Implications for future research
To date, there is scarce empirical evidence about the mechanisms linking workplace bullying to suicidal behavior. Future research should address such mechanisms by examining both moderators and mediators of the association between workplace bullying and suicidal behavior. For instance, factors such as feeling defeated or humiliated have been reported as potential antecedents to suicidal behavior if not mitigated by, for example, effective coping strategies or social support (11). When it comes to potential mediators, it is plausible that mental disorders, such as depression, play a substantial role in this association (8, 11). Workplace bullying might lead to enduring feelings of entrapment and humiliation, which are associated with the development of mental disorders (31). In addition, workplace bullying may provoke a severe deterioration of self-esteem and feelings of worthlessness, which have been found in association with elevated risk of suicidal behavior (32, 33). From a pathophysiological perspective, due to its long-lasting and escalating nature, workplace bullying might represent a stressor that could lead to dysregulations of the hypothalamic-pituitary-adrenal axis and subsequent physiological changes that are linked to the development of depression (34).
Practical implications
On a clinical level, primary care clinicians and psychiatrists should be aware that patients presenting with mental health problems related to particularly severe work-related experiences, such as workplace bullying, might be at elevated risk of suicidal behavior. Our findings suggest the need to pay special attention to men. Psychotherapy could be useful for targets suffering from mental health problems. For instance, a cognitive-behavioral in-patient psychotherapeutic approach specifically developed for the treatment of individuals exposed to workplace bullying has proven effective in improving mental health (35).
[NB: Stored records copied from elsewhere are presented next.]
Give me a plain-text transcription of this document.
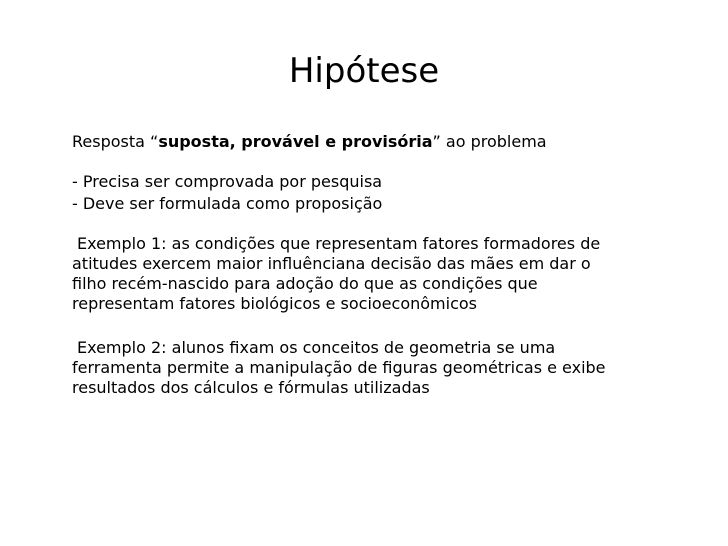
Hipótese

Resposta “suposta, provável e provisória” ao problema

- Precisa ser comprovada por pesquisa

- Deve ser formulada como proposição

Exemplo 1: as condições que representam fatores formadores de
atitudes exercem maior influênciana decisão das mães em dar o
filho recém-nascido para adoção do que as condições que
representam fatores biológicos e socioeconômicos

Exemplo 2: alunos fixam os conceitos de geometria se uma
ferramenta permite a manipulação de figuras geométricas e exibe
resultados dos cálculos e fórmulas utilizadas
On top of initiatives supporting individuals who have been already exposed to workplace bullying, there is a need to implement workplace interventions aimed at reducing work-related psychosocial factors that may increase the risk of workplace bullying (eg, role conflicts and ambiguity (36)). Workplace level interventions should also include the implementation of procedures to handle cases of workplace bullying as they occur as well as conflict management initiatives to prevent conflicts from escalating into bullying (37). From a public health perspective, the new evidence reported in this study supports efforts to strengthen national and international measures against workplace bullying.
Concluding remarks
In conclusion, our study showed that workplace bullying is associated with subsequent suicidal behavior among individuals who had not previously been recorded with a suicide attempts, while also adjusting for history of mental disorders and psychotropic drug prescriptions. In sub-group analysis, this association was statistically significant among men but not women.